Error writing dataframe in redshift using pyspark with boolean columns

747 views Asked by At

In my script the write method of PySpark takes a data frame and writes it a Redshift, however in some dataframes there are boolean columns that return error stating that Redshift does not accept bit data type.

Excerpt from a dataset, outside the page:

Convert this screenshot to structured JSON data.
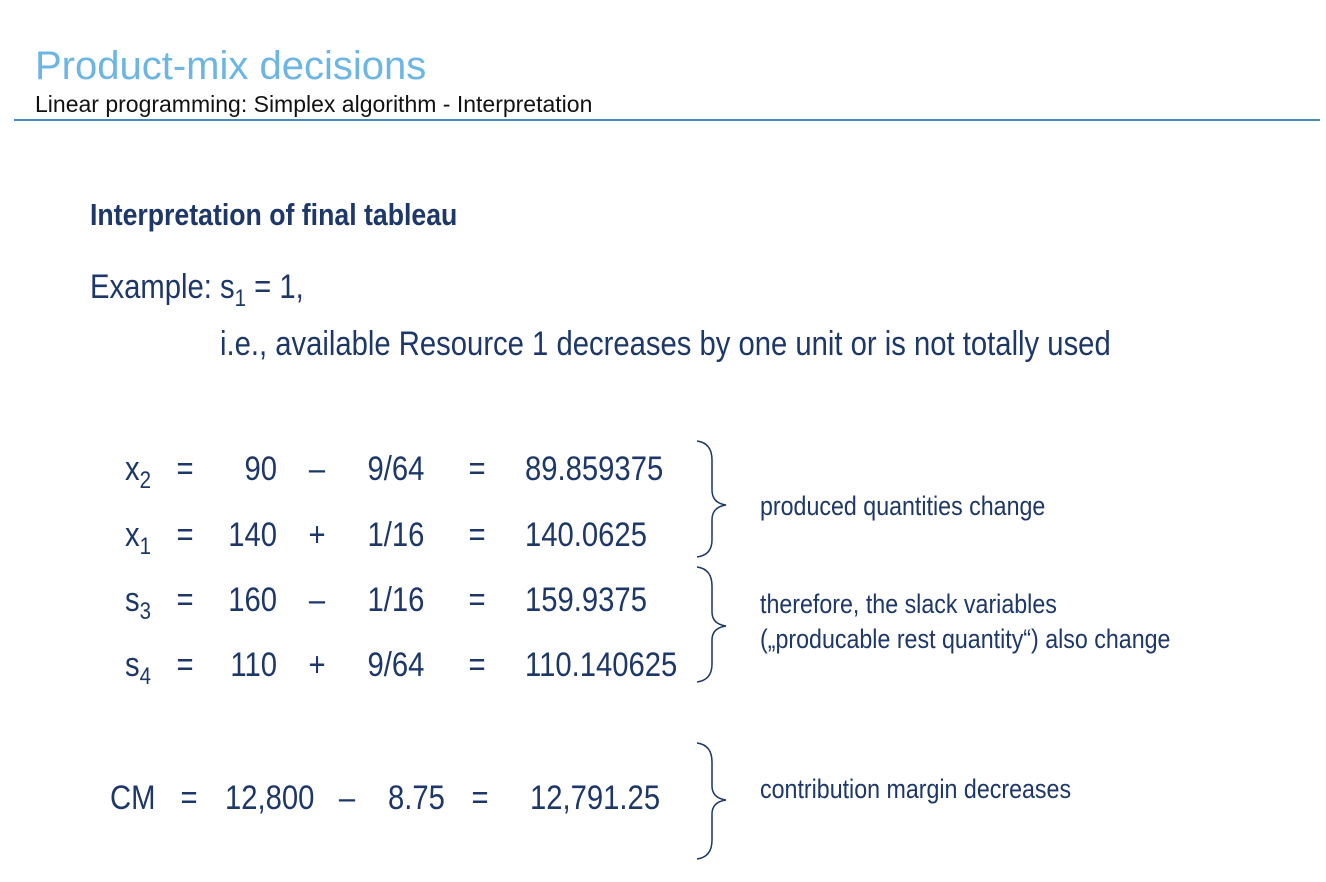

My question is because it says that what should be boolean is bit.

The code:

spark = (
    SparkSession.builder.appName("data_quality")
    .config("fs.s3a.aws.credentials.provider", "org.apache.hadoop.fs.s3a.TemporaryAWSCredentialsProvider")
    .config("spark.jars", "redshift-jdbc42-2.1.0.3.jar")
    .config("spark.hadoop.fs.s3a.access.key", "key")
    .config("spark.hadoop.fs.s3a.secret.key", "secret_key" )
    .config("spark.hadoop.fs.s3a.session.token","tokiem")
    .config("spark.hadoop.fs.s3a.impl", "org.apache.hadoop.fs.s3a.S3AFileSystem")
    .getOrCreate()
)

df = spark.createDataFrame(
    [
        (1, False),  # create your data here, be consistent in the types.
        (2, True),
    ],
    ["id", 'column_type_bool']  # add your column names here
)
df.show()
df.dtypes

df.write \
  .format("jdbc") \
  .option("url", f"jdbc:redshift://{url_db}:5439/{db_name}") \
  .option("driver", "com.amazon.redshift.jdbc42.Driver") \
  .option("dbtable", f"{schema}.{tab}") \
  .option("user", user_db) \
  .option("password", pw) \
  .option("tempdir", "s3a://path") \
  .mode("overwrite") \
  .save()

The Table:

root |-- namecolumn: boolean (nullable = true)

The error:

Py4JJavaError: An error occurred while calling o113.save.
: com.amazon.redshift.util.RedshiftException: ERROR: Column "nametable.namecolumn" has unsupported type "bit".
    at com.amazon.redshift.core.v3.QueryExecutorImpl.receiveErrorResponse(QueryExecutorImpl.java:2601)
    at com.amazon.redshift.core.v3.QueryExecutorImpl.processResultsOnThread(QueryExecutorImpl.java:2269)
    at com.amazon.redshift.core.v3.QueryExecutorImpl.processResults(QueryExecutorImpl.java:1880)
    at com.amazon.redshift.core.v3.QueryExecutorImpl.processResults(QueryExecutorImpl.java:1872)
    at com.amazon.redshift.core.v3.QueryExecutorImpl.execute(QueryExecutorImpl.java:368)
    at com.amazon.redshift.jdbc.RedshiftStatementImpl.executeInternal(RedshiftStatementImpl.java:514)
    at com.amazon.redshift.jdbc.RedshiftStatementImpl.execute(RedshiftStatementImpl.java:435)
    at com.amazon.redshift.jdbc.RedshiftStatementImpl.executeWithFlags(RedshiftStatementImpl.java:376)
    at com.amazon.redshift.jdbc.RedshiftStatementImpl.executeCachedSql(RedshiftStatementImpl.java:362)
    at com.amazon.redshift.jdbc.RedshiftStatementImpl.executeWithFlags(RedshiftStatementImpl.java:339)
    at com.amazon.redshift.jdbc.RedshiftStatementImpl.executeUpdate(RedshiftStatementImpl.java:297)
    at org.apache.spark.sql.execution.datasources.jdbc.JdbcUtils$.executeStatement(JdbcUtils.scala:1026)
    at org.apache.spark.sql.execution.datasources.jdbc.JdbcUtils$.createTable(JdbcUtils.scala:912)
    at org.apache.spark.sql.execution.datasources.jdbc.JdbcRelationProvider.createRelation(JdbcRelationProvider.scala:80)
1

There are 1 answers

1
dineshkumar g On

This error occurs because Redshift expects Boolean columns to be written as TRUE or FALSE, but PySpark writes them as true or false (lowercase). To fix this error, you can cast the Boolean columns to strings and then use the upper function to convert them to uppercase:**

from pyspark.sql.functions import col, upper
    
df = df.withColumn("col2_str", col("col2").cast("string"))
df = df.withColumn("col2_redshift", upper(col("col2_str")))
df = df.drop("col2").withColumnRenamed("col2_redshift", "col2")

After this try to write the dataframe.